Projecting an image onto a screen
the same shape as the image enlivens it to perfect three-dimensionality.
Such a technique is used by Disney in the Haunted Mansion to project
a woman's face onto a face-shaped mask. This effect is so strong
that small anomalies, such as her moving lips, go unnoticed. Most
people erroneously believe they're viewing a hologram (which, to
anyone in the field, is nonsense).
I produced this living room installation
three times over a four year period, each time walking the plank
a little further away from verisimilitude in favor of sensory anomalies.
The first installation, obediently
entitled "Moving Movie," was almost entirely motionless, insofar
as the rotating movie projector simply projected rotating imagery
of the stationary furniture that occupied three of the four walls.
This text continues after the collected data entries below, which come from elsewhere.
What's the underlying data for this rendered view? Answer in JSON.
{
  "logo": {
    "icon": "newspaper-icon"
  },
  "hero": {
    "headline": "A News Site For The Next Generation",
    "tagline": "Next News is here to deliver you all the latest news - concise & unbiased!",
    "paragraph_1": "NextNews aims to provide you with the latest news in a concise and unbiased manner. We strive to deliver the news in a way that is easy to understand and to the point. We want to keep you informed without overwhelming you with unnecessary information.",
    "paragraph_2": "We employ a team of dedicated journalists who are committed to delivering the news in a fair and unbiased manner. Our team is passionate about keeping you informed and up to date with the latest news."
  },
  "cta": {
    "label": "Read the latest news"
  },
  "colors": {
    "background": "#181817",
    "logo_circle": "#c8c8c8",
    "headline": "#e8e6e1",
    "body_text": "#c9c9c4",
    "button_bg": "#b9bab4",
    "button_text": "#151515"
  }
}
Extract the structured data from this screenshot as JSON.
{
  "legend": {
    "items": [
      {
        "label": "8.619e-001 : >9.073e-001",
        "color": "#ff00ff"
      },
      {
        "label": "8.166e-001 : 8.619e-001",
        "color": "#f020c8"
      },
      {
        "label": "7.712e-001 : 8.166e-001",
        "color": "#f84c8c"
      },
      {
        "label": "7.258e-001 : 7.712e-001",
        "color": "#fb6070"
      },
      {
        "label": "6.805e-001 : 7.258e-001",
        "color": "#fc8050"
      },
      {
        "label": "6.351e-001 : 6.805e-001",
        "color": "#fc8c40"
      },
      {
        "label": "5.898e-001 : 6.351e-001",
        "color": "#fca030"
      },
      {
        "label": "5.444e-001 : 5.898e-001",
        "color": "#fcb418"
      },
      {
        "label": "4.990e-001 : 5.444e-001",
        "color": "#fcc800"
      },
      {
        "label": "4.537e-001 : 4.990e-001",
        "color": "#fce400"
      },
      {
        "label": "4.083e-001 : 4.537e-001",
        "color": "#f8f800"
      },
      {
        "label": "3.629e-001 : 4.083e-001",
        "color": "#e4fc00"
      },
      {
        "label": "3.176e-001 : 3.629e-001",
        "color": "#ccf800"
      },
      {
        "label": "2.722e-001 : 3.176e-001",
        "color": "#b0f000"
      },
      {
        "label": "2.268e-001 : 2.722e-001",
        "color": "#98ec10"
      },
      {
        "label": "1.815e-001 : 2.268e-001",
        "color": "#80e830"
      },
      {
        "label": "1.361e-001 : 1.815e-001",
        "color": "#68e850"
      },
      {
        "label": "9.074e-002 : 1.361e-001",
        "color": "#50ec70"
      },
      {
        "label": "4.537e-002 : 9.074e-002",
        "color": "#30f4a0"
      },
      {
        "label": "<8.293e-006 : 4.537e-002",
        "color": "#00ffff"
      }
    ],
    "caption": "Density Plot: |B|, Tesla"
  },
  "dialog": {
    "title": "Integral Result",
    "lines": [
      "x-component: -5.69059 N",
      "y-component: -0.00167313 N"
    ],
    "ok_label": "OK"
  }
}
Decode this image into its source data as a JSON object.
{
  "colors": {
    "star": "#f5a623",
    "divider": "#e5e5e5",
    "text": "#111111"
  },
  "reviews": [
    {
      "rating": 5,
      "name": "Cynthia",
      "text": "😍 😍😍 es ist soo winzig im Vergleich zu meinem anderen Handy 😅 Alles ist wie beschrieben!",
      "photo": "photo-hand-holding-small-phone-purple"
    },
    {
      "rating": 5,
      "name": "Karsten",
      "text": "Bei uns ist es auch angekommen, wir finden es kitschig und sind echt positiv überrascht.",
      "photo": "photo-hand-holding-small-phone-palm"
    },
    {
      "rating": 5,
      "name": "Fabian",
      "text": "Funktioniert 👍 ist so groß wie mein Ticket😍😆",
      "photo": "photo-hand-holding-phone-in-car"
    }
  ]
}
In what felt like a total violation of the concept, I filmed a performer
walking along the fourth blank wall. Though she added some motion,
and maybe even some emotion, she appeared simply as a flat projection
in an otherwise 3D projection environment.
The following year I produced the
installation again, this time deciding to integrate live performance
even though I was apprehensive of the anomalous look of people in
the movie (especially knowing that I could not paint them white
as well). This second installation, with another general title,
"Movie Room," also had one blank wall, where three performers did
such actions as spray-painting graffiti as the camera panned by.
One insisted on actually sitting on the sofa during filming, to
which I finally succumbed. Another snapped a Polaroid picture and
stuck it on one side of the blank wall during filming. I decided,
after a great deal of "art anxiety," to keep the Polaroid unpainted.
In the end, I was indebted to the performers. The graffiti action
was striking but safe. The performer on the sofa appeared nicely
ghost-like (an anomaly!) on top of the "very real" looking sofa.
And the image of the performer holding the image of the Polaroid,
walking toward the actual Polaroid, and placing it there - witnessing
the moment where the image and object became one - was spine-tingling.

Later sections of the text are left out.